5. Are you routing to the cheapest sufficient model? Not every step needs your most expensive model. Use multi-model routing to send simple extraction to cheaper models.
6. Do you know your cost per user per month? Aggregate your trace data by user. Identify power users and potential abuse patterns before they become billing surprises.
Security
7. Can the agent access data it should not? Tool permissions should be scoped. An agent handling support tickets should not have write access to your billing database.
8. Are you masking PII in logs and traces?
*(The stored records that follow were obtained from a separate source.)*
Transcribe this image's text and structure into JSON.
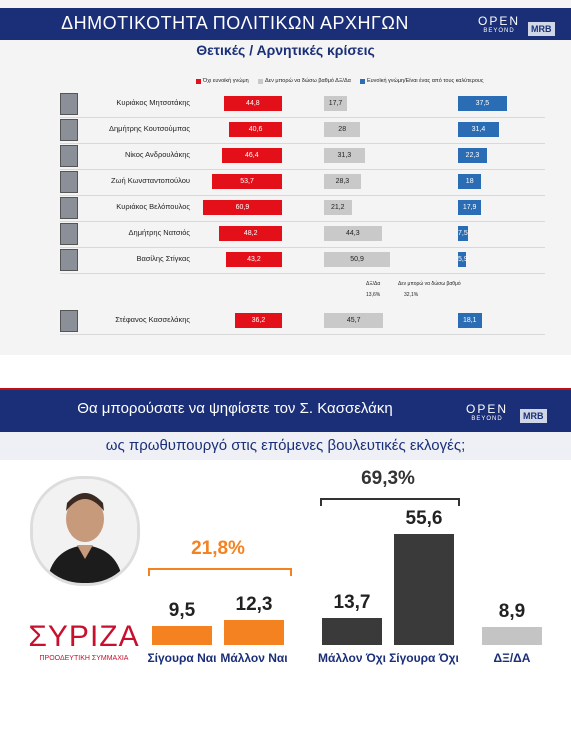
{
  "panel1": {
    "title": "ΔΗΜΟΤΙΚΟΤΗΤΑ ΠΟΛΙΤΙΚΩΝ ΑΡΧΗΓΩΝ",
    "subtitle": "Θετικές / Αρνητικές κρίσεις",
    "logo_text": "OPEN",
    "logo_sub": "BEYOND",
    "mrb": "MRB"
  },
  "panel2": {
    "question": "Θα μπορούσατε να ψηφίσετε τον Σ. Κασσελάκη",
    "subquestion": "ως πρωθυπουργό στις επόμενες βουλευτικές εκλογές;",
    "party_name": "ΣΥΡΙΖΑ",
    "party_sub": "ΠΡΟΟΔΕΥΤΙΚΗ ΣΥΜΜΑΧΙΑ"
  },
  "chart_data": [
    {
      "type": "bar",
      "title": "ΔΗΜΟΤΙΚΟΤΗΤΑ ΠΟΛΙΤΙΚΩΝ ΑΡΧΗΓΩΝ",
      "subtitle": "Θετικές / Αρνητικές κρίσεις",
      "categories": [
        "Κυριάκος Μητσοτάκης",
        "Δημήτρης Κουτσούμπας",
        "Νίκος Ανδρουλάκης",
        "Ζωή Κωνσταντοπούλου",
        "Κυριάκος Βελόπουλος",
        "Δημήτρης Νατσιός",
        "Βασίλης Στίγκας",
        "Στέφανος Κασσελάκης"
      ],
      "series": [
        {
          "name": "Όχι ευνοϊκή γνώμη",
          "color": "#e3101a",
          "values": [
            44.8,
            40.6,
            46.4,
            53.7,
            60.9,
            48.2,
            43.2,
            36.2
          ]
        },
        {
          "name": "Δεν μπορώ να δώσω βαθμό ΔΞ/Δα",
          "color": "#c9c9c9",
          "values": [
            17.7,
            28,
            31.3,
            28.3,
            21.2,
            44.3,
            50.9,
            45.7
          ]
        },
        {
          "name": "Ευνοϊκή γνώμη/Είναι ένας από τους καλύτερους",
          "color": "#2a6db5",
          "values": [
            37.5,
            31.4,
            22.3,
            18,
            17.9,
            7.5,
            5.9,
            18.1
          ]
        }
      ],
      "kasselakis_split": {
        "label_dxda": "ΔΞ/Δα",
        "value_dxda": "13,6%",
        "label_cant": "Δεν μπορώ να δώσω βαθμό",
        "value_cant": "32,1%"
      }
    },
    {
      "type": "bar",
      "title": "Θα μπορούσατε να ψηφίσετε τον Σ. Κασσελάκη",
      "categories": [
        "Σίγουρα Ναι",
        "Μάλλον Ναι",
        "Μάλλον Όχι",
        "Σίγουρα Όχι",
        "ΔΞ/ΔΑ"
      ],
      "values": [
        9.5,
        12.3,
        13.7,
        55.6,
        8.9
      ],
      "value_labels": [
        "9,5",
        "12,3",
        "13,7",
        "55,6",
        "8,9"
      ],
      "colors": [
        "#f58220",
        "#f58220",
        "#3a3a3a",
        "#3a3a3a",
        "#c4c4c4"
      ],
      "groups": [
        {
          "label": "21,8%",
          "color": "#f58220"
        },
        {
          "label": "69,3%",
          "color": "#333333"
        }
      ]
    }
  ]
}
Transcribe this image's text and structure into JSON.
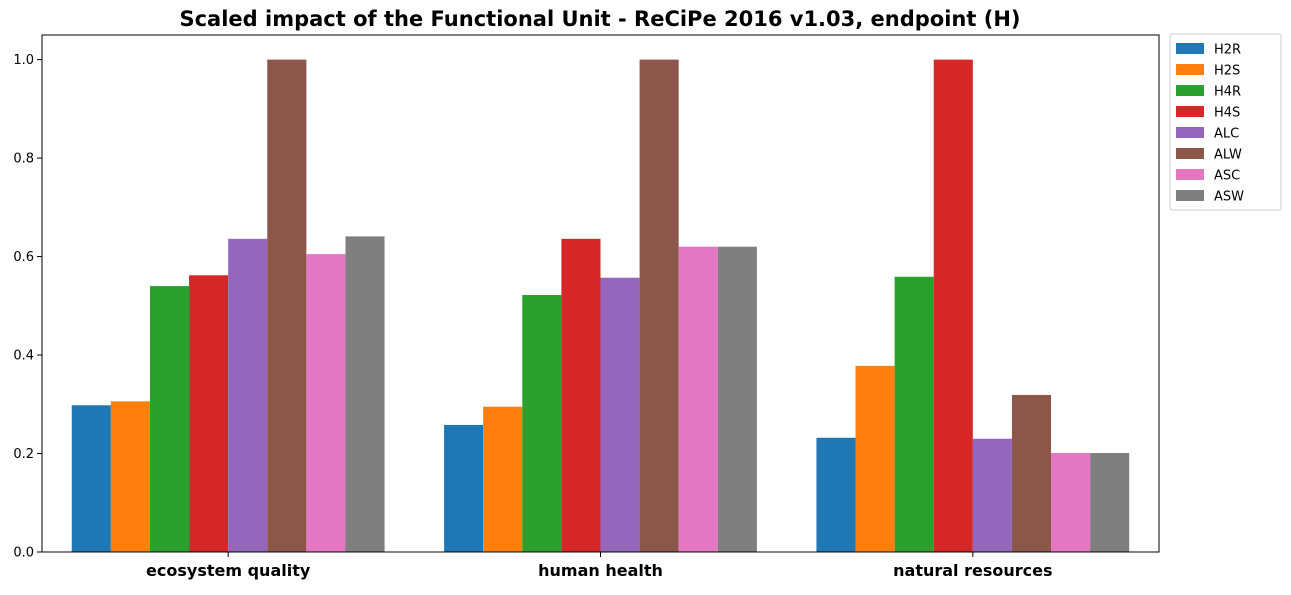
{
  "chart_data": {
    "type": "bar",
    "title": "Scaled impact of the Functional Unit - ReCiPe 2016 v1.03, endpoint (H)",
    "xlabel": "",
    "ylabel": "",
    "categories": [
      "ecosystem quality",
      "human health",
      "natural resources"
    ],
    "ylim": [
      0,
      1.05
    ],
    "yticks": [
      0.0,
      0.2,
      0.4,
      0.6,
      0.8,
      1.0
    ],
    "ytick_labels": [
      "0.0",
      "0.2",
      "0.4",
      "0.6",
      "0.8",
      "1.0"
    ],
    "grid": false,
    "legend_position": "outside-top-right",
    "series": [
      {
        "name": "H2R",
        "color": "#1f77b4",
        "values": [
          0.298,
          0.258,
          0.232
        ]
      },
      {
        "name": "H2S",
        "color": "#ff7f0e",
        "values": [
          0.306,
          0.295,
          0.378
        ]
      },
      {
        "name": "H4R",
        "color": "#2ca02c",
        "values": [
          0.54,
          0.522,
          0.559
        ]
      },
      {
        "name": "H4S",
        "color": "#d62728",
        "values": [
          0.562,
          0.636,
          1.0
        ]
      },
      {
        "name": "ALC",
        "color": "#9467bd",
        "values": [
          0.636,
          0.557,
          0.23
        ]
      },
      {
        "name": "ALW",
        "color": "#8c564b",
        "values": [
          1.0,
          1.0,
          0.319
        ]
      },
      {
        "name": "ASC",
        "color": "#e377c2",
        "values": [
          0.605,
          0.62,
          0.201
        ]
      },
      {
        "name": "ASW",
        "color": "#7f7f7f",
        "values": [
          0.641,
          0.62,
          0.201
        ]
      }
    ]
  }
}
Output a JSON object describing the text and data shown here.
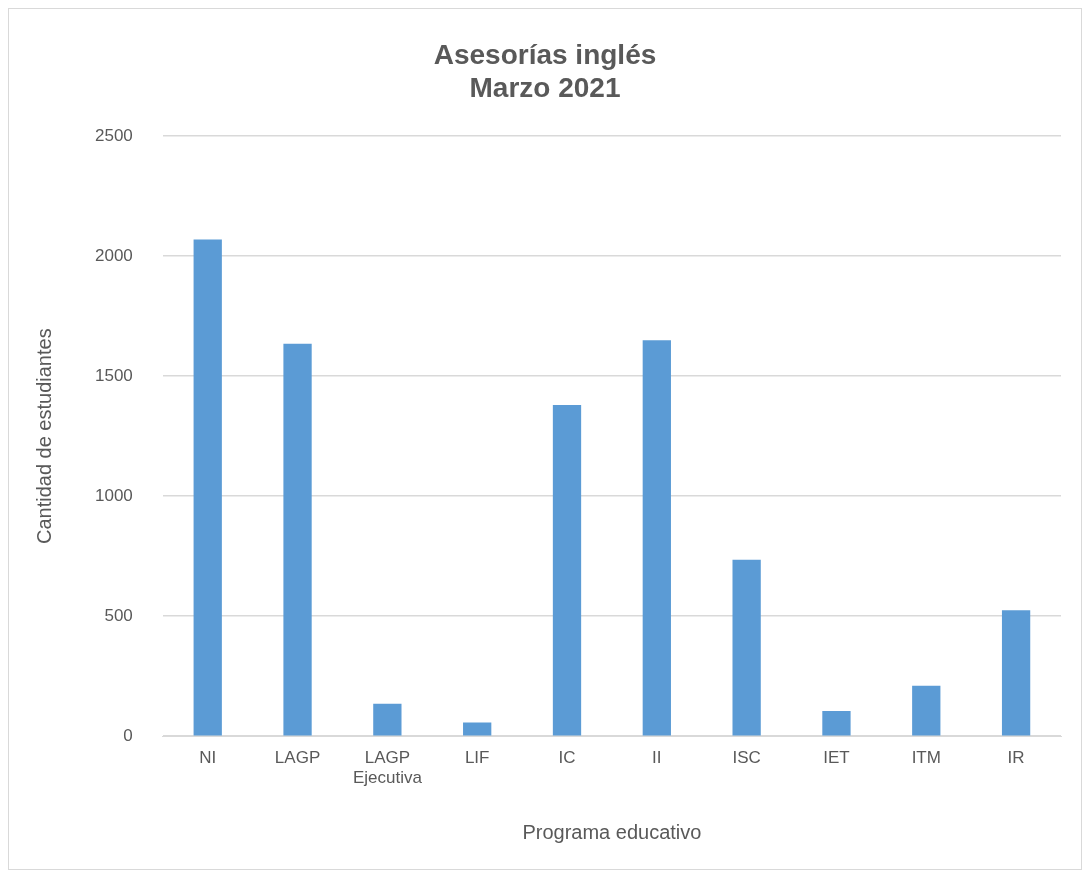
{
  "chart_data": {
    "type": "bar",
    "title": [
      "Asesorías inglés",
      "Marzo 2021"
    ],
    "xlabel": "Programa educativo",
    "ylabel": "Cantidad de estudiantes",
    "categories": [
      "NI",
      "LAGP",
      "LAGP Ejecutiva",
      "LIF",
      "IC",
      "II",
      "ISC",
      "IET",
      "ITM",
      "IR"
    ],
    "values": [
      2070,
      1635,
      135,
      57,
      1380,
      1650,
      735,
      105,
      210,
      525
    ],
    "color": "#5b9bd5",
    "ylim": [
      0,
      2500
    ],
    "yticks": [
      0,
      500,
      1000,
      1500,
      2000,
      2500
    ],
    "grid": "y",
    "legend": false
  }
}
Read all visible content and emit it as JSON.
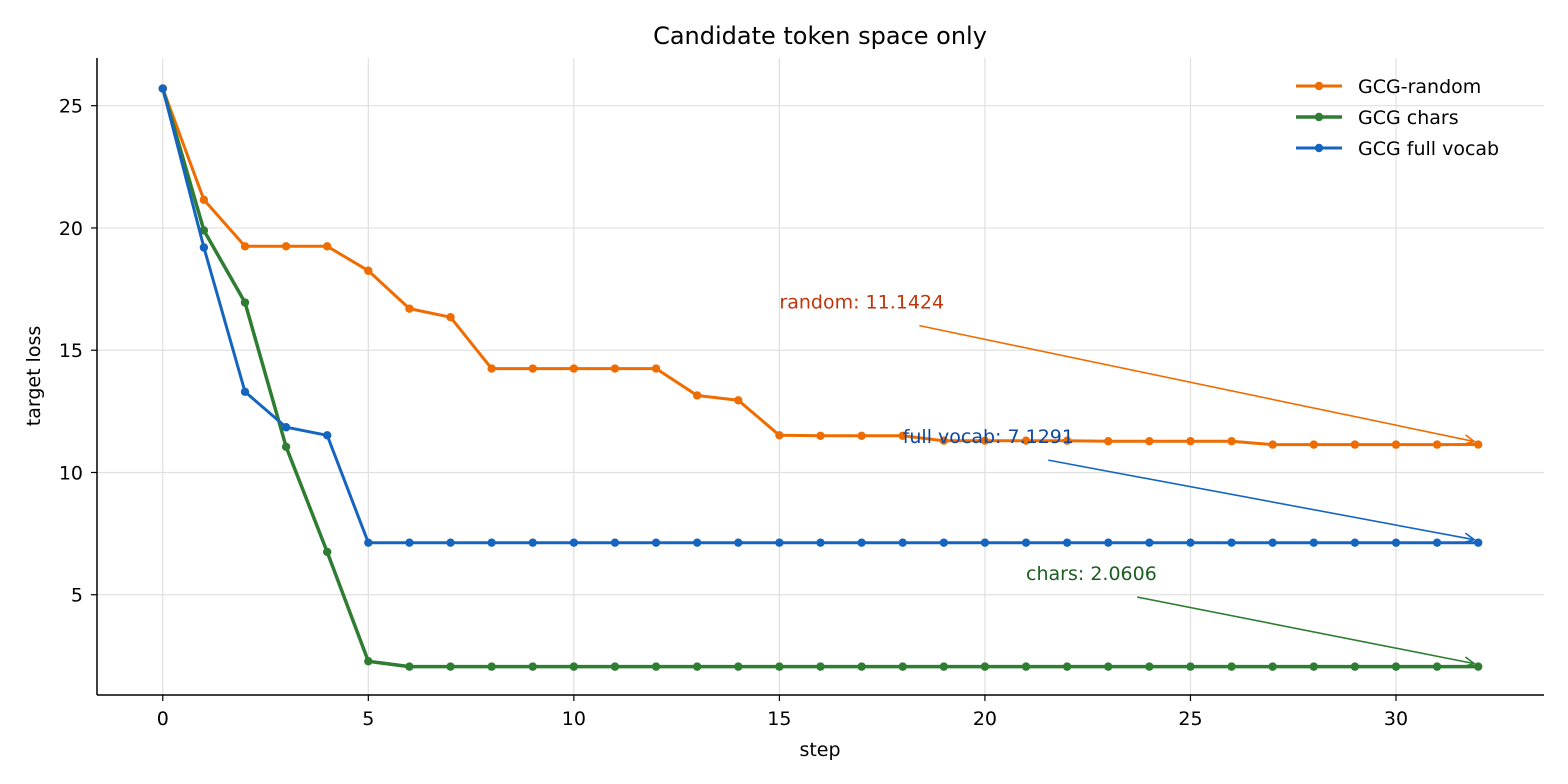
{
  "chart_data": {
    "type": "line",
    "title": "Candidate token space only",
    "xlabel": "step",
    "ylabel": "target loss",
    "xlim": [
      -1.6,
      33.6
    ],
    "ylim": [
      0.9,
      26.95
    ],
    "xticks": [
      0,
      5,
      10,
      15,
      20,
      25,
      30
    ],
    "yticks": [
      5,
      10,
      15,
      20,
      25
    ],
    "grid": true,
    "legend_position": "top-right",
    "x": [
      0,
      1,
      2,
      3,
      4,
      5,
      6,
      7,
      8,
      9,
      10,
      11,
      12,
      13,
      14,
      15,
      16,
      17,
      18,
      19,
      20,
      21,
      22,
      23,
      24,
      25,
      26,
      27,
      28,
      29,
      30,
      31,
      32
    ],
    "series": [
      {
        "name": "GCG-random",
        "color": "#ef6c00",
        "width": 3,
        "values": [
          25.7,
          21.15,
          19.25,
          19.25,
          19.25,
          18.25,
          16.7,
          16.35,
          14.25,
          14.25,
          14.25,
          14.25,
          14.25,
          13.15,
          12.95,
          11.52,
          11.5,
          11.5,
          11.5,
          11.3,
          11.3,
          11.3,
          11.3,
          11.28,
          11.28,
          11.28,
          11.28,
          11.14,
          11.14,
          11.14,
          11.14,
          11.14,
          11.1424
        ]
      },
      {
        "name": "GCG chars",
        "color": "#2e7d32",
        "width": 3.5,
        "values": [
          25.7,
          19.9,
          16.95,
          11.05,
          6.75,
          2.28,
          2.06,
          2.06,
          2.06,
          2.06,
          2.06,
          2.06,
          2.06,
          2.06,
          2.06,
          2.06,
          2.06,
          2.06,
          2.06,
          2.06,
          2.06,
          2.06,
          2.06,
          2.06,
          2.06,
          2.06,
          2.06,
          2.06,
          2.06,
          2.06,
          2.06,
          2.06,
          2.0606
        ]
      },
      {
        "name": "GCG full vocab",
        "color": "#1565c0",
        "width": 3,
        "values": [
          25.7,
          19.2,
          13.3,
          11.85,
          11.52,
          7.13,
          7.13,
          7.13,
          7.13,
          7.13,
          7.13,
          7.13,
          7.13,
          7.13,
          7.13,
          7.13,
          7.13,
          7.13,
          7.13,
          7.13,
          7.13,
          7.13,
          7.13,
          7.13,
          7.13,
          7.13,
          7.13,
          7.13,
          7.13,
          7.13,
          7.13,
          7.13,
          7.1291
        ]
      }
    ],
    "annotations": [
      {
        "text": "random: 11.1424",
        "color": "#bf360c",
        "arrow_color": "#ef6c00",
        "text_xy": [
          15,
          16.7
        ],
        "target_xy": [
          32,
          11.1424
        ]
      },
      {
        "text": "full vocab: 7.1291",
        "color": "#0d47a1",
        "arrow_color": "#1565c0",
        "text_xy": [
          18,
          11.2
        ],
        "target_xy": [
          32,
          7.1291
        ]
      },
      {
        "text": "chars: 2.0606",
        "color": "#1b5e20",
        "arrow_color": "#2e7d32",
        "text_xy": [
          21,
          5.6
        ],
        "target_xy": [
          32,
          2.0606
        ]
      }
    ]
  }
}
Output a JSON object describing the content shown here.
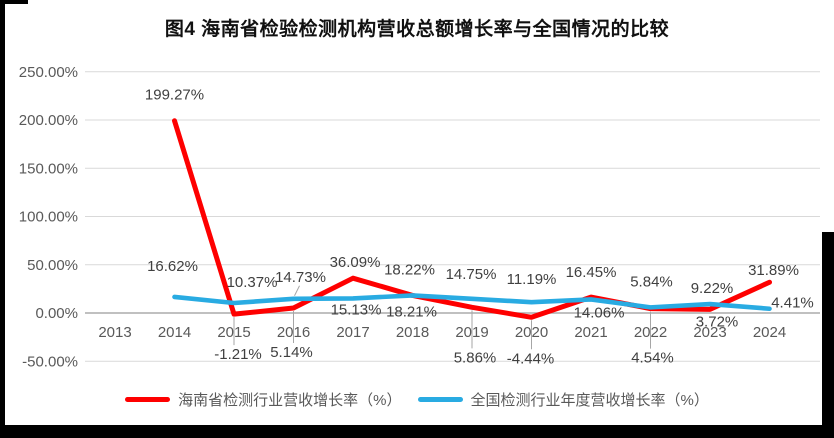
{
  "chart_data": {
    "type": "line",
    "title": "图4 海南省检验检测机构营收总额增长率与全国情况的比较",
    "categories": [
      "2013",
      "2014",
      "2015",
      "2016",
      "2017",
      "2018",
      "2019",
      "2020",
      "2021",
      "2022",
      "2023",
      "2024"
    ],
    "y_ticks": [
      "250.00%",
      "200.00%",
      "150.00%",
      "100.00%",
      "50.00%",
      "0.00%",
      "-50.00%"
    ],
    "y_tick_values": [
      250,
      200,
      150,
      100,
      50,
      0,
      -50
    ],
    "ylim": [
      -50,
      250
    ],
    "grid": true,
    "legend_position": "bottom",
    "series": [
      {
        "name": "海南省检测行业营收增长率（%）",
        "color": "#FE0000",
        "values": [
          null,
          199.27,
          -1.21,
          5.14,
          36.09,
          18.22,
          5.86,
          -4.44,
          16.45,
          4.54,
          3.72,
          31.89
        ],
        "point_labels": [
          null,
          "199.27%",
          "-1.21%",
          "5.14%",
          "36.09%",
          "18.22%",
          "5.86%",
          "-4.44%",
          "16.45%",
          "4.54%",
          "3.72%",
          "31.89%"
        ]
      },
      {
        "name": "全国检测行业年度营收增长率（%）",
        "color": "#29ABE2",
        "values": [
          null,
          16.62,
          10.37,
          14.73,
          15.13,
          18.21,
          14.75,
          11.19,
          14.06,
          5.84,
          9.22,
          4.41
        ],
        "point_labels": [
          null,
          "16.62%",
          "10.37%",
          "14.73%",
          "15.13%",
          "18.21%",
          "14.75%",
          "11.19%",
          "14.06%",
          "5.84%",
          "9.22%",
          "4.41%"
        ]
      }
    ],
    "colors": {
      "grid": "#D9D9D9",
      "zero_axis": "#ABABAB",
      "tick_text": "#595959",
      "data_label_text": "#404040",
      "leader": "#A6A6A6"
    },
    "label_layout": {
      "offsets": [
        [
          null,
          [
            0,
            -26
          ],
          [
            4,
            40
          ],
          [
            -2,
            44
          ],
          [
            2,
            -16
          ],
          [
            -3,
            -26
          ],
          [
            3,
            50
          ],
          [
            -1,
            41
          ],
          [
            0,
            -25
          ],
          [
            2,
            49
          ],
          [
            7,
            12
          ],
          [
            4,
            -12
          ]
        ],
        [
          null,
          [
            -2,
            -31
          ],
          [
            18,
            -21
          ],
          [
            7,
            -22
          ],
          [
            3,
            11
          ],
          [
            -1,
            16
          ],
          [
            -1,
            -25
          ],
          [
            0,
            -23
          ],
          [
            8,
            13
          ],
          [
            1,
            -26
          ],
          [
            2,
            -16
          ],
          [
            23,
            -6
          ]
        ]
      ],
      "leaders": [
        {
          "s": 0,
          "i": 2,
          "x1": 0,
          "y1": 3,
          "x2": 0,
          "y2": 31
        },
        {
          "s": 0,
          "i": 3,
          "x1": 0,
          "y1": 3,
          "x2": 0,
          "y2": 35
        },
        {
          "s": 0,
          "i": 6,
          "x1": 0,
          "y1": 3,
          "x2": 0,
          "y2": 41
        },
        {
          "s": 0,
          "i": 7,
          "x1": 0,
          "y1": 3,
          "x2": 0,
          "y2": 32
        },
        {
          "s": 0,
          "i": 9,
          "x1": 0,
          "y1": 3,
          "x2": 0,
          "y2": 40
        },
        {
          "s": 1,
          "i": 3,
          "x1": 1,
          "y1": -3,
          "x2": 6,
          "y2": -13
        }
      ]
    }
  }
}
Agentkit strips PII automatically in traces, but verify that your custom tools are not logging sensitive data in their own outputs.
9. Have you tested prompt injection? Send adversarial inputs through your agent. Agentkit's Prompt Shield catches common injection patterns, but you should test with your specific domain.
Observability
10. Can you replay any production run? If a user reports a bad result, can you see exactly what the agent did? Enable Trace on every production agent.
11. Do you have alerts on error rate and latency? Set up alerts before you ship, not after. Agentkit integrates with PagerDuty, Slack, and Opsgenie.
12. Are you tracking model drift? Model providers update their models without notice. Compare trace outputs week over week to catch behavioral changes.
User experience
13. Does the user know the agent is working? Long-running agents need progress indicators. Stream step updates to the frontend so users do not stare at a spinner for 30 seconds.
14. Can the user intervene? Some actions should require confirmation. Agentkit's interrupt system lets you pause execution and ask the user before proceeding with high-stakes tool calls.
Print this list. Tape it next to your monitor. Check every box before you deploy.